Shadow Lighthouse Deployment¶
Lighthouse is deployed as a single local read-side service. It reads shared lakehouse files and serves local SQLite indexes over HTTP.
Production Layout¶
Current server convention:
/dev/data1/shadow-lakehouse/
octopus/
<source_name>/ # raw contract written by shadow-octopus
lighthouse/
<source_name>/ # read-side indexes and artifacts
The production Lighthouse config should point at the read-side root:
data_root = "/dev/data1/shadow-lakehouse/lighthouse"
Rebuild Read-Side Indexes¶
From the shadow-lighthouse repository:
scripts/ingest_lakehouse_raw.sh --skip-text
This reads all source workspaces under:
/dev/data1/shadow-lakehouse/octopus
and writes read-side indexes under:
/dev/data1/shadow-lakehouse/lighthouse
Use a source filter when rebuilding one source:
scripts/ingest_lakehouse_raw.sh --skip-text --source cninfo_announcements
Incremental Ingest For Live Sources¶
For minute-level append-only sources, prefer incremental source ingest:
/dev/data1/shadow-lighthouse/.venv/bin/shadow-lighthouse \
--config /dev/data1/shadow-lighthouse/config.prod.toml \
ingest-raw-source \
--source sina7x24 \
--octopus-source-root /dev/data1/shadow-lakehouse/octopus/sina7x24 \
--incremental \
--max-records-per-run 20000 \
--skip-text
This keeps CPU and memory bounded because Lighthouse reads only raw record lines beyond the stored byte offset.
Serve¶
Run the service:
/dev/data1/shadow-lighthouse/.venv/bin/shadow-lighthouse \
--config /dev/data1/shadow-lighthouse/config.prod.toml \
serve \
--host 127.0.0.1 \
--port 8766
In production this is managed by:
systemctl --user status shadow-lighthouse.service --no-pager
Smoke Tests¶
Check process health:
curl "http://127.0.0.1:8766/health"
Check source discovery:
curl "http://127.0.0.1:8766/sources"
Check CNInfo document serving:
curl "http://127.0.0.1:8766/documents?source=cninfo_announcements&limit=24"
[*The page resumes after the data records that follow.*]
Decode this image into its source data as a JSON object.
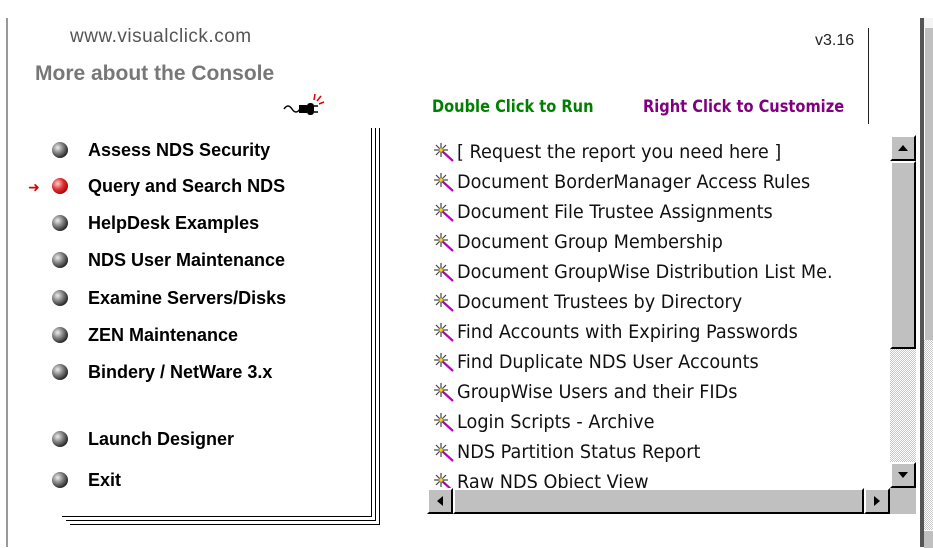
{
  "header": {
    "site_link": "www.visualclick.com",
    "more_link": "More about the Console",
    "version": "v3.16",
    "hint_run": "Double Click to Run",
    "hint_customize": "Right Click to Customize"
  },
  "menu": {
    "active_index": 1,
    "items": [
      {
        "label": "Assess NDS Security"
      },
      {
        "label": "Query and Search NDS"
      },
      {
        "label": "HelpDesk Examples"
      },
      {
        "label": "NDS User Maintenance"
      },
      {
        "label": "Examine Servers/Disks"
      },
      {
        "label": "ZEN Maintenance"
      },
      {
        "label": "Bindery / NetWare 3.x"
      },
      {
        "label": "Launch Designer"
      },
      {
        "label": "Exit"
      }
    ]
  },
  "report_list": {
    "item_icon": "sparkle-wand-icon",
    "items": [
      "[ Request the report you need here ]",
      "Document BorderManager Access Rules",
      "Document File Trustee Assignments",
      "Document Group Membership",
      "Document GroupWise Distribution List Me.",
      "Document Trustees by Directory",
      "Find Accounts with Expiring Passwords",
      "Find Duplicate NDS User Accounts",
      "GroupWise Users and their FIDs",
      "Login Scripts - Archive",
      "NDS Partition Status Report",
      "Raw NDS Object View"
    ]
  },
  "colors": {
    "hint_run": "#008000",
    "hint_customize": "#800080",
    "active_arrow": "#e00000",
    "header_gray": "#777777"
  }
}
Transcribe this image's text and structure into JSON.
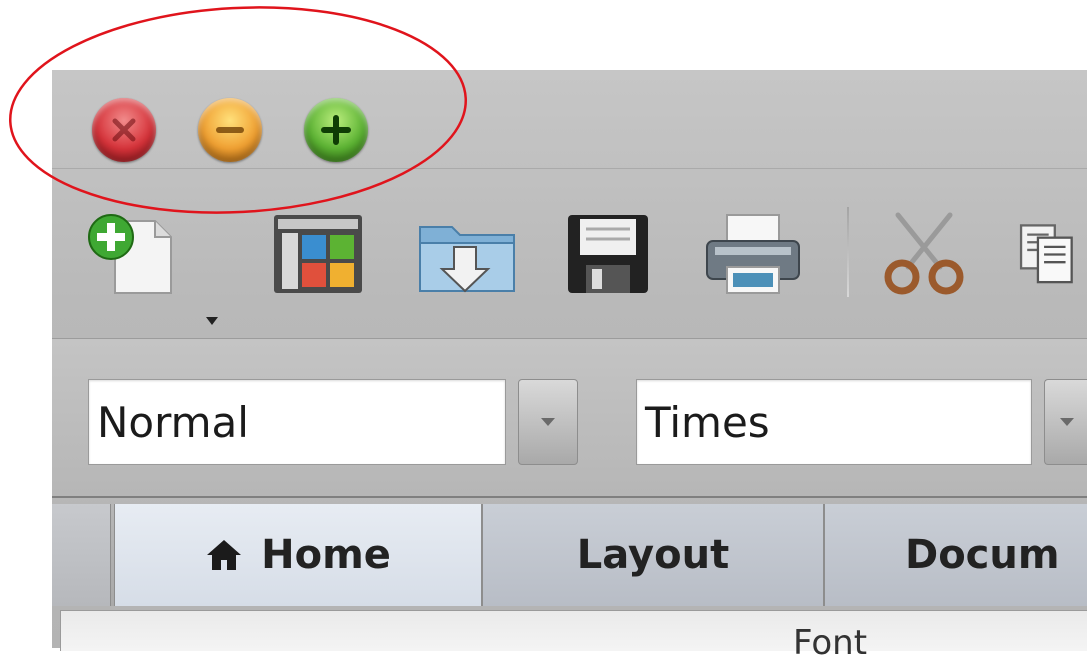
{
  "window_controls": {
    "close": "close-button",
    "minimize": "minimize-button",
    "zoom": "zoom-button"
  },
  "toolbar": {
    "icons": [
      "new-document-icon",
      "gallery-icon",
      "open-folder-icon",
      "save-icon",
      "print-icon",
      "cut-icon",
      "copy-icon"
    ]
  },
  "formatting": {
    "style_value": "Normal",
    "font_value": "Times"
  },
  "tabs": {
    "home": "Home",
    "layout": "Layout",
    "document": "Docum"
  },
  "ribbon": {
    "group_title": "Font"
  },
  "colors": {
    "annotation": "#e0141c",
    "close": "#d6333a",
    "minimize": "#f0a032",
    "zoom": "#5cb333"
  }
}
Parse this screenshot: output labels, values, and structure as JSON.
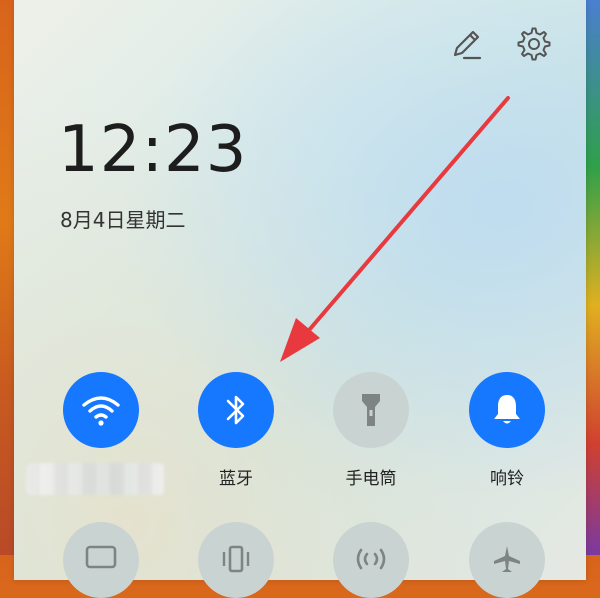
{
  "status": {
    "time": "12:23",
    "date": "8月4日星期二"
  },
  "header_icons": [
    "pencil-icon",
    "gear-icon"
  ],
  "toggles": [
    {
      "id": "wifi",
      "label": "",
      "icon": "wifi-icon",
      "state": "on"
    },
    {
      "id": "bluetooth",
      "label": "蓝牙",
      "icon": "bluetooth-icon",
      "state": "on"
    },
    {
      "id": "flashlight",
      "label": "手电筒",
      "icon": "flashlight-icon",
      "state": "off"
    },
    {
      "id": "ring",
      "label": "响铃",
      "icon": "bell-icon",
      "state": "on"
    }
  ],
  "second_row_icons": [
    "screencast-icon",
    "vibrate-icon",
    "nfc-icon",
    "airplane-icon"
  ],
  "colors": {
    "accent_on": "#1677ff",
    "tile_off": "#c9d4d2",
    "annotation_arrow": "#e8393f"
  }
}
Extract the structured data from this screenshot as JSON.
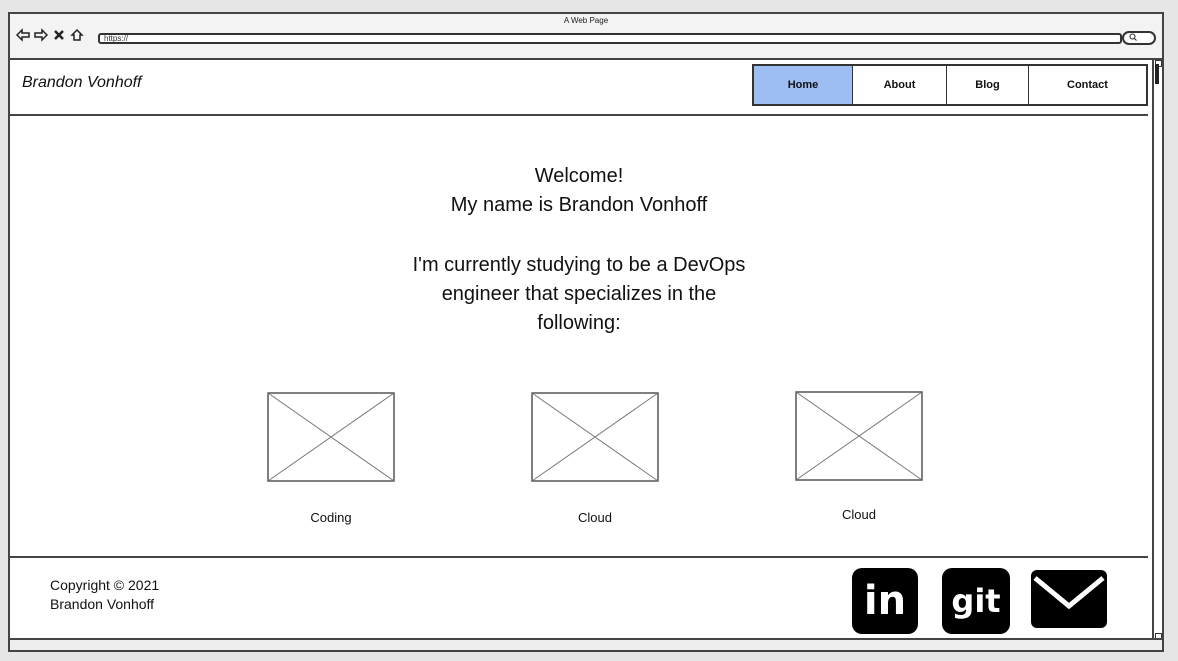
{
  "window": {
    "title": "A Web Page",
    "url": "https://"
  },
  "header": {
    "brand": "Brandon Vonhoff",
    "tabs": [
      {
        "label": "Home",
        "active": true
      },
      {
        "label": "About",
        "active": false
      },
      {
        "label": "Blog",
        "active": false
      },
      {
        "label": "Contact",
        "active": false
      }
    ]
  },
  "main": {
    "welcome": "Welcome!",
    "name_line": "My name is Brandon Vonhoff",
    "study_lines": [
      "I'm currently studying to be a DevOps",
      "engineer that specializes in the",
      "following:"
    ],
    "tiles": [
      {
        "label": "Coding",
        "icon": "image-placeholder-icon"
      },
      {
        "label": "Cloud",
        "icon": "image-placeholder-icon"
      },
      {
        "label": "Cloud",
        "icon": "image-placeholder-icon"
      }
    ]
  },
  "footer": {
    "copyright_line1": "Copyright © 2021",
    "copyright_line2": "Brandon Vonhoff",
    "social": [
      {
        "name": "linkedin-icon",
        "text": "in"
      },
      {
        "name": "git-icon",
        "text": "git"
      },
      {
        "name": "email-icon",
        "text": ""
      }
    ]
  },
  "colors": {
    "active_tab": "#9dbdf3",
    "border": "#444444"
  }
}
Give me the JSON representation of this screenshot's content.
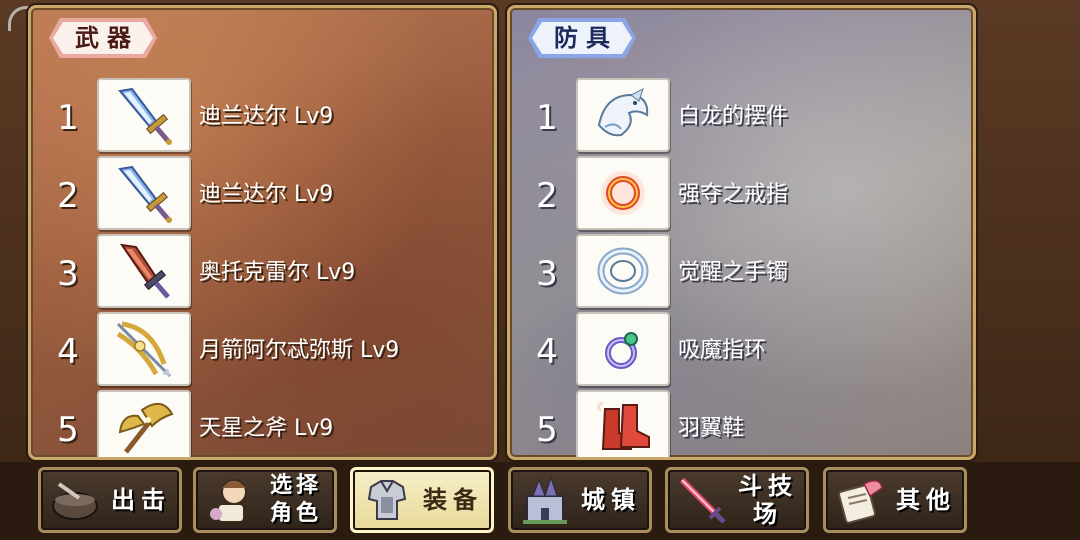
{
  "weapons": {
    "title": "武器",
    "items": [
      {
        "num": "1",
        "name": "迪兰达尔 Lv9",
        "icon": "blue-sword-icon"
      },
      {
        "num": "2",
        "name": "迪兰达尔 Lv9",
        "icon": "blue-sword-icon"
      },
      {
        "num": "3",
        "name": "奥托克雷尔 Lv9",
        "icon": "red-sword-icon"
      },
      {
        "num": "4",
        "name": "月箭阿尔忒弥斯 Lv9",
        "icon": "golden-bow-icon"
      },
      {
        "num": "5",
        "name": "天星之斧 Lv9",
        "icon": "golden-axe-icon"
      }
    ]
  },
  "armor": {
    "title": "防具",
    "items": [
      {
        "num": "1",
        "name": "白龙的摆件",
        "icon": "white-dragon-icon"
      },
      {
        "num": "2",
        "name": "强夺之戒指",
        "icon": "red-ring-icon"
      },
      {
        "num": "3",
        "name": "觉醒之手镯",
        "icon": "bracelet-icon"
      },
      {
        "num": "4",
        "name": "吸魔指环",
        "icon": "purple-ring-icon"
      },
      {
        "num": "5",
        "name": "羽翼鞋",
        "icon": "red-boots-icon"
      }
    ]
  },
  "nav": {
    "sortie": "出击",
    "select_line1": "选择",
    "select_line2": "角色",
    "equip": "装备",
    "town": "城镇",
    "arena": "斗技场",
    "other": "其他"
  },
  "colors": {
    "weapon_panel": "#9a5c3e",
    "armor_panel": "#a59f9a",
    "frame_gold": "#c9a86a",
    "active_button": "#f6efc8"
  }
}
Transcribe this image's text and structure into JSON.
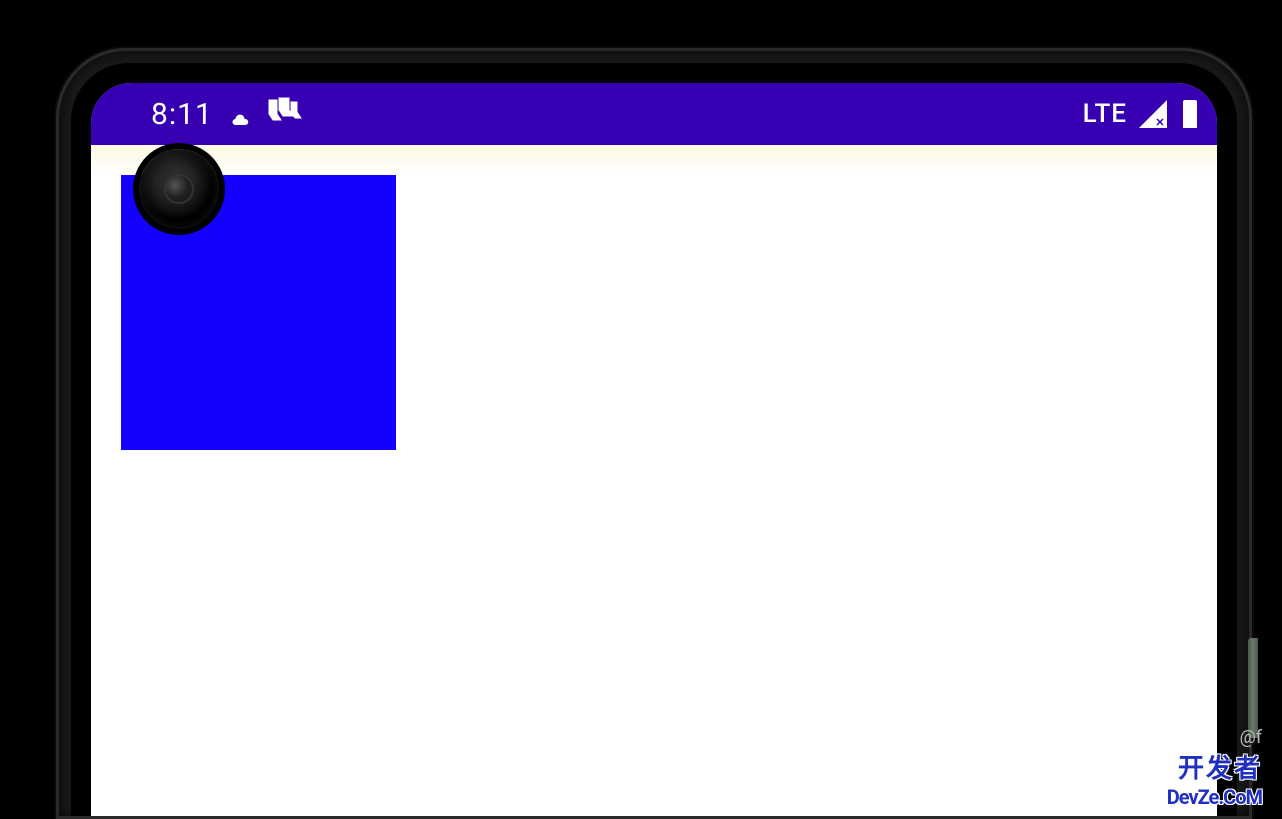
{
  "status_bar": {
    "time": "8:11",
    "network": "LTE"
  },
  "content": {
    "square_color": "#1400FF"
  },
  "watermark": {
    "prefix": "@f",
    "line_cn": "开发者",
    "line_en": "DevZe.CoM"
  }
}
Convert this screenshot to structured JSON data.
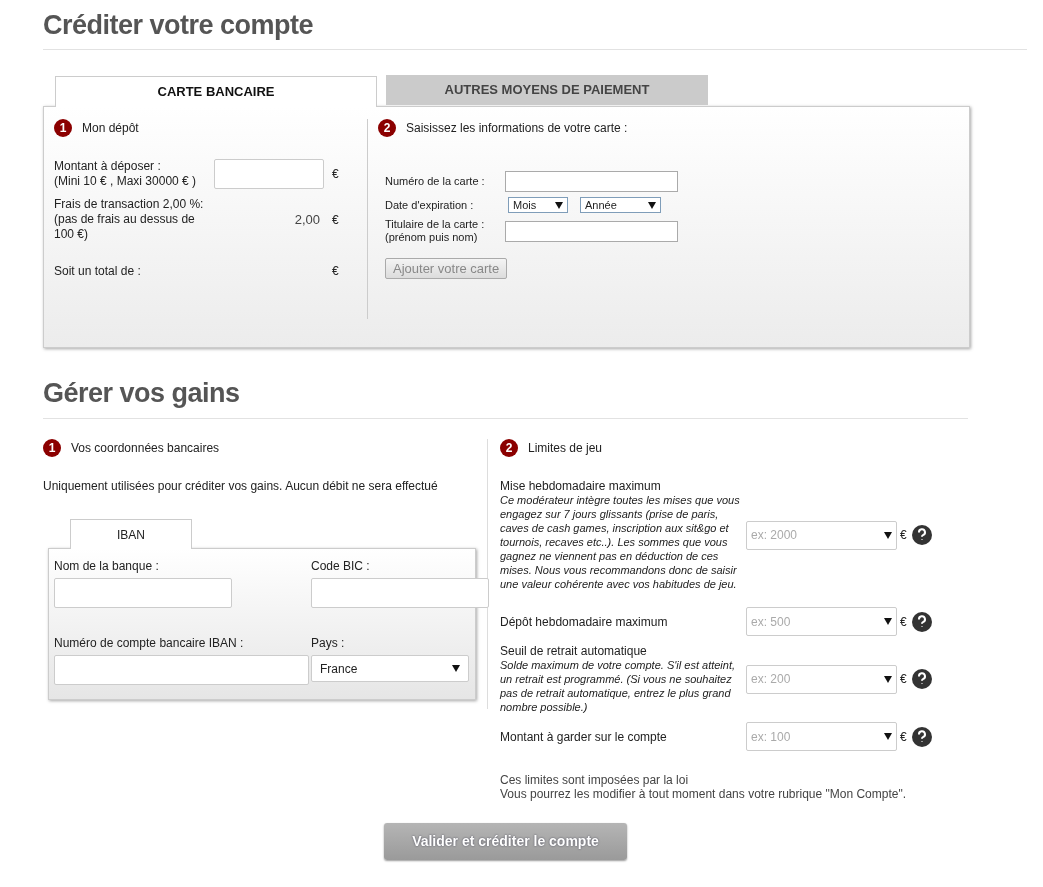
{
  "deposit": {
    "title": "Créditer votre compte",
    "tabs": [
      {
        "label": "CARTE BANCAIRE",
        "selected": true
      },
      {
        "label": "AUTRES MOYENS DE PAIEMENT",
        "selected": false
      }
    ],
    "step1": {
      "number": "1",
      "title": "Mon dépôt"
    },
    "rows": [
      {
        "kind": "input",
        "lines": [
          "Montant à déposer :",
          "(Mini 10 € , Maxi 30000 € )"
        ],
        "currency": "€"
      },
      {
        "kind": "value",
        "lines": [
          "Frais de transaction 2,00 %: (pas de frais au dessus de 100 €)"
        ],
        "value": "2,00",
        "currency": "€"
      },
      {
        "kind": "value",
        "lines": [
          "Soit un total de :"
        ],
        "currency": "€"
      }
    ],
    "step2": {
      "number": "2",
      "title": "Saisissez les informations de votre carte :"
    },
    "card_fields": [
      {
        "kind": "text",
        "lines": [
          "Numéro de la carte :"
        ]
      },
      {
        "kind": "expiry",
        "lines": [
          "Date d'expiration :"
        ],
        "selects": [
          "Mois",
          "Année"
        ]
      },
      {
        "kind": "text",
        "lines": [
          "Titulaire de la carte :",
          "(prénom puis nom)"
        ]
      }
    ],
    "add_card_button": "Ajouter votre carte"
  },
  "gains": {
    "title": "Gérer vos gains",
    "step1": {
      "number": "1",
      "title": "Vos coordonnées bancaires"
    },
    "intro": "Uniquement utilisées pour créditer vos gains. Aucun débit ne sera effectué",
    "tabs": [
      {
        "label": "IBAN",
        "selected": true
      }
    ],
    "bank_fields": [
      {
        "kind": "text",
        "label": "Nom de la banque :"
      },
      {
        "kind": "text",
        "label": "Code BIC :"
      },
      {
        "kind": "text",
        "label": "Numéro de compte bancaire IBAN :"
      },
      {
        "kind": "select",
        "label": "Pays :",
        "value": "France"
      }
    ],
    "step2": {
      "number": "2",
      "title": "Limites de jeu"
    },
    "limits": [
      {
        "label": "Mise hebdomadaire maximum",
        "description": "Ce modérateur intègre toutes les mises que vous engagez sur 7 jours glissants (prise de paris, caves de cash games, inscription aux sit&go et tournois, recaves etc..). Les sommes que vous gagnez ne viennent pas en déduction de ces mises. Nous vous recommandons donc de saisir une valeur cohérente avec vos habitudes de jeu.",
        "placeholder": "ex: 2000",
        "currency": "€"
      },
      {
        "label": "Dépôt hebdomadaire maximum",
        "placeholder": "ex: 500",
        "currency": "€"
      },
      {
        "label": "Seuil de retrait automatique",
        "description": "Solde maximum de votre compte. S'il est atteint, un retrait est programmé. (Si vous ne souhaitez pas de retrait automatique, entrez le plus grand nombre possible.)",
        "placeholder": "ex: 200",
        "currency": "€"
      },
      {
        "label": "Montant à garder sur le compte",
        "placeholder": "ex: 100",
        "currency": "€"
      }
    ],
    "notes": [
      "Ces limites sont imposées par la loi",
      "Vous pourrez les modifier à tout moment dans votre rubrique \"Mon Compte\"."
    ]
  },
  "submit_button": "Valider et créditer le compte"
}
Check source status from the CLI:
/dev/data1/shadow-lighthouse/.venv/bin/shadow-lighthouse \
--config /dev/data1/shadow-lighthouse/config.prod.toml \
source-status \
--source cninfo_announcements
Operational Notes¶
- Octopus and Lighthouse should remain separate: Octopus writes raw data; Lighthouse builds read-side projections.
- Prefer source-local ingest and indexes before adding global state.
- Use
--skip-textfor low-pressure catalog updates when PDF or HTML extraction is not needed. - Use incremental ingest for high-frequency append-only sources.
- Rebuild source-local indexes when raw contract migration changes the historical file layout.